The Palace was originally designed by John Kibble – a Scottish inventor, engineer and amateur photographer – as a conservatory for his Loch Long estate in the 1860s. In 1873 the palace was taken apart and brought by barge to its current location.
Initially the palace was used for public events and concerts. Some of the last uses of the Kibble Palace were in the 1870s, when Benjamin Disraeli (in 1873) and William Ewart Gladstone (in 1879) were both installed as rectors of the University of Glasgow in the palace. After the latter of those rectorial inaugurations, the venue became wholly used for the cultivation of temperate plants, including a collection of Australian tree ferns, some of which have lived there for over 120 years.
Between 2003 and 2006 the Kibble Palace went through a £7 million restoration programme to fix the corrosion of the ironwork.
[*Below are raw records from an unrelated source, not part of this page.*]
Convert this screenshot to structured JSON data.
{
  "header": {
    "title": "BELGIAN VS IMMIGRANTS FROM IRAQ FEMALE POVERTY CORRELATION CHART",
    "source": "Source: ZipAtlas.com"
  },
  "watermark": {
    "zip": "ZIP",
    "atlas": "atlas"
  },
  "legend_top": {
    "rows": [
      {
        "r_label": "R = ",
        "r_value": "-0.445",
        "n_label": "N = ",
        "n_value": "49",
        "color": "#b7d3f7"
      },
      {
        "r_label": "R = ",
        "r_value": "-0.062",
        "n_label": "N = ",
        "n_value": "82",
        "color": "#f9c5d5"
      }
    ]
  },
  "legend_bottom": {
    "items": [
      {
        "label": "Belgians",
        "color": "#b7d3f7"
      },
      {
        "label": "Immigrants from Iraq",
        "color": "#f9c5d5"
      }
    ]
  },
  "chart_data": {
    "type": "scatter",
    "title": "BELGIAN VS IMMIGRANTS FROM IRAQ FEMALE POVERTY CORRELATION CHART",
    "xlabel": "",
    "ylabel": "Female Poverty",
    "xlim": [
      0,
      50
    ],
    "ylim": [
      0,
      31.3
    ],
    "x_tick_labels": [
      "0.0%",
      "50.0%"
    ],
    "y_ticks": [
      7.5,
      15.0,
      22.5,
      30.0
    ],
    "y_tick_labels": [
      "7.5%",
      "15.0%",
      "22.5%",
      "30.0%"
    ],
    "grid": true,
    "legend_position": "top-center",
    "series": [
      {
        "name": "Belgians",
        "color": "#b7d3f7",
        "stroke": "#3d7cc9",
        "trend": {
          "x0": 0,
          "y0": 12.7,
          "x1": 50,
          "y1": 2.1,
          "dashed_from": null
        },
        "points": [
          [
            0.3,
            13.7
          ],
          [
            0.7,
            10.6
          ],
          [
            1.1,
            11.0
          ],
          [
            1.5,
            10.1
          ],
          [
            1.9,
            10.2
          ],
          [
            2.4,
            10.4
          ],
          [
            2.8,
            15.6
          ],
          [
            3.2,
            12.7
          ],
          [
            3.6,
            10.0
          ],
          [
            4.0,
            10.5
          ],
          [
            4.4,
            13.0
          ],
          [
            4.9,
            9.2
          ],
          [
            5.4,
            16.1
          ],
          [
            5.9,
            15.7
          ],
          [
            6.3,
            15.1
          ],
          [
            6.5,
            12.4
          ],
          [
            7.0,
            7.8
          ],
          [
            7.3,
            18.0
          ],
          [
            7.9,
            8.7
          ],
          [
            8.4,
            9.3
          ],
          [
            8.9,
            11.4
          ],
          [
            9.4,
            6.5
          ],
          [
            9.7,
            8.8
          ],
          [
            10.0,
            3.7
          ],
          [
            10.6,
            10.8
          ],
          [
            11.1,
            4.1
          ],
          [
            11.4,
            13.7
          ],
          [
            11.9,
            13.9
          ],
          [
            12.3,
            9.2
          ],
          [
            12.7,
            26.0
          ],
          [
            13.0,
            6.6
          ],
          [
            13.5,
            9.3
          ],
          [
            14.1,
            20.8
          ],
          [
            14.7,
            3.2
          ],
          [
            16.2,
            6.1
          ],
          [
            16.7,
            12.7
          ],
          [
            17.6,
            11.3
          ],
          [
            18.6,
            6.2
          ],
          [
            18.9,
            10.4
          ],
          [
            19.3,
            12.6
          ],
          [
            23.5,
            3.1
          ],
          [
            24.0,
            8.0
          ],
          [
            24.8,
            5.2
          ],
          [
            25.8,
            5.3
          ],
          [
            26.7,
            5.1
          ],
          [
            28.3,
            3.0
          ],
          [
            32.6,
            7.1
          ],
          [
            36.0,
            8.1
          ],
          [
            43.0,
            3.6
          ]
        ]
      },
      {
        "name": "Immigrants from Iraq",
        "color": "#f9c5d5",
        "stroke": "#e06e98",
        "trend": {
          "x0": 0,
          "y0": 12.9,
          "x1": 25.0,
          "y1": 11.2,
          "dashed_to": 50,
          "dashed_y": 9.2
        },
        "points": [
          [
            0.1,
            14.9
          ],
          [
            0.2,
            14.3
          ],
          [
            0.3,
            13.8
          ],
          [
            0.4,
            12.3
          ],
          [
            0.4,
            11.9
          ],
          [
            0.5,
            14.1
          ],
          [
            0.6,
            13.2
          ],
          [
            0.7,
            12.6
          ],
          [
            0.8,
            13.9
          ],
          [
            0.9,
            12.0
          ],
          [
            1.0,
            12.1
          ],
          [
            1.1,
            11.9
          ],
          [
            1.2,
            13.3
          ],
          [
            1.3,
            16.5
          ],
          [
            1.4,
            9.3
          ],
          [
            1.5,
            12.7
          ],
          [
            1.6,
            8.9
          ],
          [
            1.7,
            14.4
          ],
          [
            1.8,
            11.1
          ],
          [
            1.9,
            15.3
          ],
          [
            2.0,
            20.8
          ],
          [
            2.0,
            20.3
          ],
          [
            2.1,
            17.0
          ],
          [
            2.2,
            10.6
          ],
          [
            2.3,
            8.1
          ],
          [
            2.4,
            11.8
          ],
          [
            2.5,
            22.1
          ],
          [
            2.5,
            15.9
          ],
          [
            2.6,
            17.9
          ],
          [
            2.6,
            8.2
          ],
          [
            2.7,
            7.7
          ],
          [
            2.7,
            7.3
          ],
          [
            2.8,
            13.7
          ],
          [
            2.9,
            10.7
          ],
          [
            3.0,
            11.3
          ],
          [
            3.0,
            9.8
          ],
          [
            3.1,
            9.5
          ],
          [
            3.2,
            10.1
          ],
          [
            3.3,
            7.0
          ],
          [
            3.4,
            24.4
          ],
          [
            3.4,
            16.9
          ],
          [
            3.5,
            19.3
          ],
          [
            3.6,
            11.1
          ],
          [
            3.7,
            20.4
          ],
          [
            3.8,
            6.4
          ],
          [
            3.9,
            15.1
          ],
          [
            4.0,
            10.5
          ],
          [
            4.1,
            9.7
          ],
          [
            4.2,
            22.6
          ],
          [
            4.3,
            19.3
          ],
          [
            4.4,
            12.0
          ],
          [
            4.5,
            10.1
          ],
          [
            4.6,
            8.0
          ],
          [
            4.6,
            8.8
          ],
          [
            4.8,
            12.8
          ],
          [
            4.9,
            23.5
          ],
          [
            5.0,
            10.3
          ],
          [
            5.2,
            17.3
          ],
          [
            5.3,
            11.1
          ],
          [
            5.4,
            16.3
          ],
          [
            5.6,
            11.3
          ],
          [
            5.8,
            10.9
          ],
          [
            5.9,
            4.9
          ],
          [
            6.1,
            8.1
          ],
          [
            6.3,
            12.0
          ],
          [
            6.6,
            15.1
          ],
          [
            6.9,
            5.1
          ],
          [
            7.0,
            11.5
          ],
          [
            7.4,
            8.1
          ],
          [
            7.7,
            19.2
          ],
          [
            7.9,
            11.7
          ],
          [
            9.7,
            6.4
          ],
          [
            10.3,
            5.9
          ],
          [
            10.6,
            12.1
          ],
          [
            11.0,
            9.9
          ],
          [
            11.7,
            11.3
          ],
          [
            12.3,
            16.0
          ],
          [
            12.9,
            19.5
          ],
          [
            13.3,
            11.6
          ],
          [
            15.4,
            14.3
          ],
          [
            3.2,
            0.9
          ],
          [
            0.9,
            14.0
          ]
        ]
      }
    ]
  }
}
This involved the complete dismantling of the Palace, and the removal of the parts to South Yorkshire. It was also the first time in over 120 years when the plant collection was completely removed from the Palace, until it reopened to the public in November 2006.
Glasgow Trivia #5: Just behind the spot where this panorama was taken is the abandoned and disused underground Botanic Gardens Railway Station, which was in operation between 1896 and 1939. The line which ran through the Botanics on its way from the Exhibition Centre to Maryhill, the Glasgow Central Line, closed to passenger travel in 1964, and now lies derelict.. Ideas for salvaging the tunnels and station have been thrown around for years, unsuccessfully. for instance, there were plans of turning it into an underground club a few years back, but it fell through because the neighbours opposed it.